Monday, June 25, 2007

Forget the baguette, the weather beet me

In my earlier post I promised sourdough baguettes, and although a great concept in theory, I only manage to crank out something that would have made a tasty thin crust pizza but nothing close to a baguette. Several things could have gone wrong, but my money is on the sourdough starter overheating in the summer weather and not being lively enough. I will tinker with it and see what I come up with. For now, I can leave you with a nice little summer side dish recipe as some conciliation.

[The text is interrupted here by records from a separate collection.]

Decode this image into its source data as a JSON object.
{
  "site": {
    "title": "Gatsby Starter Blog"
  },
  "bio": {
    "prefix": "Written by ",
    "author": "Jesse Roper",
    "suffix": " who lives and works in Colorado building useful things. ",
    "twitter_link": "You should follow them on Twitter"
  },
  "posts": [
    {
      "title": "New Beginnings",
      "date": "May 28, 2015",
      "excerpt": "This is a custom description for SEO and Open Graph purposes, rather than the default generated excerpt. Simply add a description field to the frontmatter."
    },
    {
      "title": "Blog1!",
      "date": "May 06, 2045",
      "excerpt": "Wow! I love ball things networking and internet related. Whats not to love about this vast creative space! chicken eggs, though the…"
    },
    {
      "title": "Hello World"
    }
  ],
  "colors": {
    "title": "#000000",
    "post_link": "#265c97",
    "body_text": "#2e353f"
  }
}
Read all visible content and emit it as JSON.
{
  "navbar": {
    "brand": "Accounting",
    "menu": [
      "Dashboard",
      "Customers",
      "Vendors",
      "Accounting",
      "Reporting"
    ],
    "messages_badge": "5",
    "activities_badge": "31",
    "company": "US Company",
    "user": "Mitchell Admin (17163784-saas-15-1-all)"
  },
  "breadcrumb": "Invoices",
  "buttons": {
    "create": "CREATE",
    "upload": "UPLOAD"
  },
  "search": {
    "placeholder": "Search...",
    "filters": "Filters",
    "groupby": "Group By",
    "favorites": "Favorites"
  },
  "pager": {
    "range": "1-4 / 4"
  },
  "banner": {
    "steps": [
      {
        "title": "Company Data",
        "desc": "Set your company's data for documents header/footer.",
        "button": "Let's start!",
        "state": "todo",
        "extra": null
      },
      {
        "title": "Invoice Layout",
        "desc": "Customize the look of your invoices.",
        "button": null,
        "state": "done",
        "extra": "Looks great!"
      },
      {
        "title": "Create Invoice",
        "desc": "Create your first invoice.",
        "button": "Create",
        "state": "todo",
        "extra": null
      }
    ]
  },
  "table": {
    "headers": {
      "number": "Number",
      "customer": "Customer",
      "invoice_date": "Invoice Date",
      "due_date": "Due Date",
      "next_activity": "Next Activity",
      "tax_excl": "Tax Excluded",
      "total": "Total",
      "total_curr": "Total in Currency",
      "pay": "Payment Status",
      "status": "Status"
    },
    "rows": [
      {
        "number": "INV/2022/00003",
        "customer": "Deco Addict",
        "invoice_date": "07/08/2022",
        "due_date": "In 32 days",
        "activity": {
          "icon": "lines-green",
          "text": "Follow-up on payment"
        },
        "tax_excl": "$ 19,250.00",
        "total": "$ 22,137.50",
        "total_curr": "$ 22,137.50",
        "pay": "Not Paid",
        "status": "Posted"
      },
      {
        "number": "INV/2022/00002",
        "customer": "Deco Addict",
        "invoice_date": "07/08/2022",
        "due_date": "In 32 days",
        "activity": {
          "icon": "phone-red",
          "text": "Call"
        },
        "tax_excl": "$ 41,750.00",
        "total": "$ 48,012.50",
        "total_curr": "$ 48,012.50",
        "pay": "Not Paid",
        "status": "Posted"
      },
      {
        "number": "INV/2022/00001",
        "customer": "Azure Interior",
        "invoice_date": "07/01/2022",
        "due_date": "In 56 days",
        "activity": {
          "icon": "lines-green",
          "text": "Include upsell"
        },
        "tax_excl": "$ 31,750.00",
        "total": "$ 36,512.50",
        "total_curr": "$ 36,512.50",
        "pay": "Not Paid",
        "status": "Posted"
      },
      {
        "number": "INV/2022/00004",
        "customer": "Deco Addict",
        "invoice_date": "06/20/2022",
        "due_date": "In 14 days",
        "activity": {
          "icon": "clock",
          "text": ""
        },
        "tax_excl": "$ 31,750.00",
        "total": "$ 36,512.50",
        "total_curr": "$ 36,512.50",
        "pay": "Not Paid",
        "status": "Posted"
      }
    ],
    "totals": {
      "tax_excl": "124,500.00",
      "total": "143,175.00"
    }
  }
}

As the bad pun (I do love them) might hint it’s about beets. Now I know beets maybe aren’t the first vegetable you think of in summertime since they are pretty good all year around and go great with savoury autumn and winter dishes. However, this time a year you can get those cute baby beets which go great in salads or as a side to some grilled meat or fish.

I know some of you might be lucky enough to have cool farmers markets with heritage breed beets, but I’m stuck with the common red variety, and actually they taste great so I shouldn’t say stuck with. Look for bunches with their greens left on and for uniformity in beet size. The fresher the greens the fresher the beet, and the uniformity is just to keep cooking even.

Once you have beets at home this is a pretty quick recipe. Scrub your beets, as they are bound to be dirty, but never peel them before they are cooked. For one the beets wonderful colour will jump all over, and cleaning was never my favourite part of cooking. Further, peeling them after their done is a lot easier than to peel them raw. Just rub the beet in a kitchen cloth or sturdy kitchen paper. Yes it will stain but the colour is water-soluble so don’t worry.

With your beets scrubbed cut of the greens, but leave a little “handle” which will look nice as well as give you something to hold when you peel them. The greens can be cooked and eaten much as spinaches or kale if they are fresh, but if they are slimy discard them (you do have a compost or cute animal to feed them to right?).

Set the scrubbed beets aside in a colander in the sink (because they will bleed a bit). Now depending on your amount of beets make an aluminium foil pouch. I recommend using double lyres so it becomes sturdy and wont mess up your oven. That’s right…the oven! Its way better than boiling I promise. Probably it has something to do with the dryer heat concentrating the flavours of the beet instead of diluting them with water. This pouch method also allows you to create a flavoured environment which can only be betterJ. This is my personal favourite:

Pouch summer beets

  • Olive oil (Generously coat the beets in the pouch)
  • Balsamic or sherry vinegar (One part to three parts oil, think vinaigrette)
  • Garlic cloves (Just crush them, no need to peel or shop finely. Use as much as you want i.e. LOTS!)
  • Sage (coarsely chopped and or bruised with the handle of your knife)
  • Fresh rosemary (Try to balance the amount to the sage)
  • Salt and pepper

Close the pouch tightly and sort of swoosh the beets around inside it to coat evenly and to let everything blend. Then just park it for 40 minutes in a 200°C or 390°F oven.

After you have peeled them serving can range from just a knob of butter to salads whit feta or baked chèvre cheese. Personally I had them with a cooling yogurt tzatziki kind of sauce.

And I know, still no pictures…..if I manage to massacre the wonderfully photogenic beet with my camera I threat for future posts…I’m just not good with the camera.